Example Evidence Record

http://0-archive-eventdata-crossref-org.lib.rivier.edu/evidence/d8043c407165bd3e07d11c5ca0d74955

{
  artifacts: [ ],
  agent: {
    name: "wikipedia",
    version: "0.1.5"
  },
  input: {
    stream-input: {
      bot: false, user: "J3D3",
      id: 133112611,
      timestamp: 1474847938,
      wiki: "eswiki",
      revision: {
        new: 93906371, old: 93391161
      },
      server_script_path: "/w",
      minor: false,
      server_url: "https://es.wikipedia.org",
      server_name: "es.wikipedia.org",
      length: {
        new: 51542, old: 51700
      },
      title: "Señalización paracrina",
      type: "edit",
      namespace: 0,
      comment: "Traduciendo otra pequeña parte"
    },
    old-revision-id: 93391161,
    new-revision-id: 93906371,
    old-body: "<!DOCTYPE html> <html prefix="dc: http://purl.org/dc/terms/ mw: http://mediawiki.org/rdf/" about="http://es.wikipedia.org/wiki/Special:Redirect/revision/93391161">« ... removed ... »</html>",
    new-body: "<!DOCTYPE html> <html prefix="dc: http://purl.org/dc/terms/ mw: http://mediawiki.org/rdf/" about="http://es.wikipedia.org/wiki/Special:Redirect/revision/93906371">« ... removed ... »</html>"
  },
  processing: {
    canonical: "https://es.wikipedia.org/wiki/Se%C3%B1alizaci%C3%B3n_paracrina",
    dois-added: [
    « ... removed ... »
    {
      action: "add",
      doi: "10.1016/S1097-2765(01)00421-X",
      event-id: "48de8c32-a901-4cc5-b911-544c959332f5"
    }
  ],
  dois-removed: [ ]
  },
    deposits: [
    « ... removed ... »
    {
      obj_id: "https://0-doi-org.lib.rivier.edu/10.1016/s1097-2765(01)00421-x",
      source_token: "36c35e23-8757-4a9d-aacf-345e9b7eb50d",
      occurred_at: "2016-09-25T23:58:58.000Z",
      subj_id: "https://es.wikipedia.org/wiki/Se%C3%B1alizaci%C3%B3n_paracrina",
      action: "add",
      subj: {
        title: "Señalización paracrina",
        issued: "2016-09-25T23:58:58.000Z",
        pid: "https://es.wikipedia.org/wiki/Se%C3%B1alizaci%C3%B3n_paracrina",
        URL: "https://es.wikipedia.org/wiki/Se%C3%B1alizaci%C3%B3n_paracrina",
        type: "entry-encyclopedia"
      },
      uuid: "48de8c32-a901-4cc5-b911-544c959332f5",
      source_id: "wikipedia",
      relation_type_id: "references"
    }
  ]
}

Failure modes

  • The stream has no catch-up.
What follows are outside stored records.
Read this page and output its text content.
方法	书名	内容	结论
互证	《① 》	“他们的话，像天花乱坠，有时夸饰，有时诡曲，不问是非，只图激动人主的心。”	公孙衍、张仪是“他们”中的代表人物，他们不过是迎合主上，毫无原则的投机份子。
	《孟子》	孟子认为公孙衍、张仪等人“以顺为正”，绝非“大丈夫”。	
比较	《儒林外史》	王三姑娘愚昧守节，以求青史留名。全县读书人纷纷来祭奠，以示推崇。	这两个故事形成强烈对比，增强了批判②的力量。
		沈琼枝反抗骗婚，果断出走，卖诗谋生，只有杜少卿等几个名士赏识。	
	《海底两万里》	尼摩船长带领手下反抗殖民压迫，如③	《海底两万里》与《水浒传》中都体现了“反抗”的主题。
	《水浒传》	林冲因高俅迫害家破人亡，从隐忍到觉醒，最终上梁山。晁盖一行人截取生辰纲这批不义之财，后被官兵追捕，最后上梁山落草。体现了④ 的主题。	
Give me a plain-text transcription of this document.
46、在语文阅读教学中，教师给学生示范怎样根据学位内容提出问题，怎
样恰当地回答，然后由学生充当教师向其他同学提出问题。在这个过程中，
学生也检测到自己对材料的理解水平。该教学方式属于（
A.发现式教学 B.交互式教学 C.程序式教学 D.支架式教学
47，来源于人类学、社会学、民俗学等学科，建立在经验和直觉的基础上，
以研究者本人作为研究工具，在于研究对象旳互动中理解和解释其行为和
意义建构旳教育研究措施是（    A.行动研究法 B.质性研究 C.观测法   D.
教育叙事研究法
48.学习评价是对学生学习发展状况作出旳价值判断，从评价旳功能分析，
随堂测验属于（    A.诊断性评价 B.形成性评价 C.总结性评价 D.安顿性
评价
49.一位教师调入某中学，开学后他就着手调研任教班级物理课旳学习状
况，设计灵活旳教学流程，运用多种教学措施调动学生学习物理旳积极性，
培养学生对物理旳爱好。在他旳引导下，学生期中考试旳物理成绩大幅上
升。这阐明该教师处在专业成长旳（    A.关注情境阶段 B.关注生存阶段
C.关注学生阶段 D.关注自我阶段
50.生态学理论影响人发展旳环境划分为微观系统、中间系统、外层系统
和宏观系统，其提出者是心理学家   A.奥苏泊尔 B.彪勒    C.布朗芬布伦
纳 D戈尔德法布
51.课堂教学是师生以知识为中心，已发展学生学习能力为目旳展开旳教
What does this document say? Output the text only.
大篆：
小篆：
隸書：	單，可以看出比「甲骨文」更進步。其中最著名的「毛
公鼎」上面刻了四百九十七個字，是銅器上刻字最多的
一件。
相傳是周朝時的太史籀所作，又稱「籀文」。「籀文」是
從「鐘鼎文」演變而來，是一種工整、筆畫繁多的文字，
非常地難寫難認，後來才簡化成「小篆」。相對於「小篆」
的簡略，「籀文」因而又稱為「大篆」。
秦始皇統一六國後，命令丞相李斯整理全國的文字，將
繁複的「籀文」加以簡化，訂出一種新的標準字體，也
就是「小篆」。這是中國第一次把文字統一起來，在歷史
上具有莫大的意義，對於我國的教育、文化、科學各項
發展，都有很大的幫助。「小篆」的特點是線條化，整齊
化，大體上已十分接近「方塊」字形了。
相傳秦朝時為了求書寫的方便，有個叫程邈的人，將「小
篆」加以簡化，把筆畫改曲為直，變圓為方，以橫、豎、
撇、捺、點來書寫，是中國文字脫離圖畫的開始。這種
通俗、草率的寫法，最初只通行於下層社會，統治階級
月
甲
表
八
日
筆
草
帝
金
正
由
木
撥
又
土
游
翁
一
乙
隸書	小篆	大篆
If the agent is disconnected (which can happen from time to time), then edit events may be missed.
  • The RESTBase API occasionally does not contain the edit mentioned in the change. Although the Agent will retry several times, if it repeatedly receives an error for retriving either the old or the new versions, no event will be returned. This will be recorded in the Evidence Record as an empty input.